The 21 member states of the UN cultural body's world heritage committee
approved inscribing designated areas of the city with six votes in favour, one
against and 14 abstentions.
Russia, which invaded Ukraine in February last year, tried repeatedly to
delay the vote to recognise the site's "outstanding universal value" and "the
duty of all humanity to protect it".
"While the war continues, this inscription embodies our collective
determination to ensure that this city, which has always surmounted global
upheavals, is preserved from further destruction," said UNESCO director-general
Audrey Azoulay after the decision.
Ukraine's President Volodymyr Zelensky in October officially requested the
listing to protect it from Russian air strikes.

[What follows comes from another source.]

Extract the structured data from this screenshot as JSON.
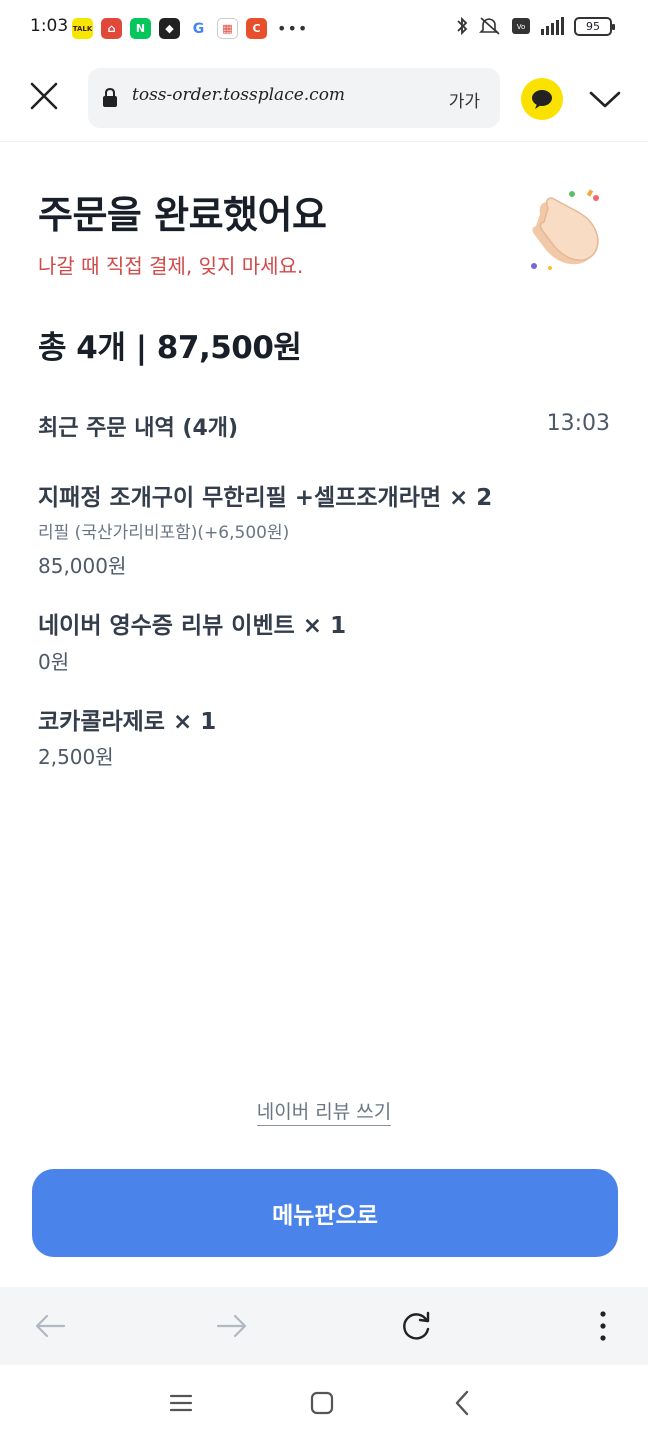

Since the Russian invasion, Ukrainians have rushed to try to protect its
monuments and buildings with sandbags and barricades.

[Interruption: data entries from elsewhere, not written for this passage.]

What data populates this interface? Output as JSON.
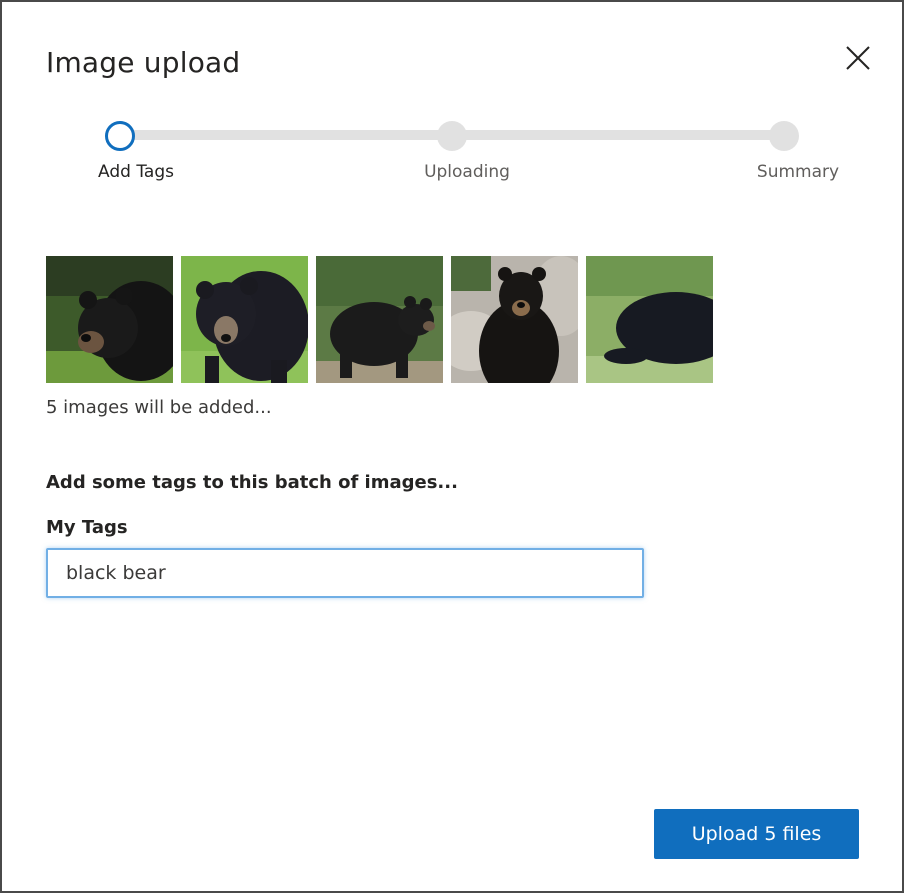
{
  "dialog": {
    "title": "Image upload",
    "close_icon": "close-icon"
  },
  "stepper": {
    "steps": [
      {
        "label": "Add Tags",
        "state": "active"
      },
      {
        "label": "Uploading",
        "state": "pending"
      },
      {
        "label": "Summary",
        "state": "pending"
      }
    ]
  },
  "thumbnails": {
    "count_text": "5 images will be added...",
    "items": [
      "bear-photo-1",
      "bear-photo-2",
      "bear-photo-3",
      "bear-photo-4",
      "bear-photo-5"
    ]
  },
  "tags_form": {
    "heading": "Add some tags to this batch of images...",
    "label": "My Tags",
    "value": "black bear"
  },
  "footer": {
    "upload_button_label": "Upload 5 files"
  },
  "colors": {
    "accent": "#106ebe",
    "input_focus": "#71afe5",
    "track": "#e1e1e1"
  }
}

The site was also added to the List of World Heritage in Danger, which
UNESCO says "gives it access to reinforced technical and financial
international assistance" to protect or, if necessary, rehabilitate it.
The agency added that it had already helped with repairs on the Odessa
Museum of Fine Arts and the Odessa Museum of Modern Art after damage since the
beginning of the war.
- Political tensions -
Odessa blossomed after Russian Empress Catherine the Great decreed in the
late 18th century that it would be the country's modern maritime gateway.
But the extent of Russian cultural influence on the city is a contentious
topic.
Tensions had risen ahead of the vote, with Ukraine objecting to what it
viewed as a "politicised" description of the port city in a draft decision that
described Empress Catherine II as having "founded" the city.
Ukraine's Culture Minister Oleksandr Tkachenko and Odessa mayor Gennadiy
Trukhanov, in an open letter seen by AFP, contested this, saying the city
thrived long before the Russian empress' arrival.
"The continuous development of Odessa as a port city dates back to the 15th
century," they said, and was known as Hadzhybei.
But Russian President Vladimir "Putin's propaganda used the myth of the
'founding of Odessa by the empress', which appeared in the 19th century, as one
of the grounds for Russia's territorial claims on Ukrainian cities and the
beginning of its armed aggression," they added.
Russia's representative to the world heritage committee on Wednesday
repeatedly criticised what she described as a "poor" application dossier from
Ukraine, alleging it was mostly drawn from Wikipedia and tourism websites.
The representative also accused Ukraine of "destroying monuments" in the
area it sought to protect, and tried unsuccessfully to indefinitely adjourn the
vote.
After the decision was adopted, Russia's mission to UNESCO claimed in a
statement it had been taken "under pressure from the West" and "disregarding
rules of procedure".
It seethed that the world heritage committee had "ceased to be a platform
for professional dialogue" and the world heritage status had become a
"bargaining chip for settling political scores".
In December, Ukrainian authorities in Odessa pulled down a statue of
Catherine II as part of its efforts to de-Russify the city, after polling
residents on what to do with it.
Six other Ukrainian sites have already been inscribed on the UNESCO World
Heritage List, including the Saint-Sophia Cathedral in the capital Kyiv and the
historic centre of the western city of Lviv.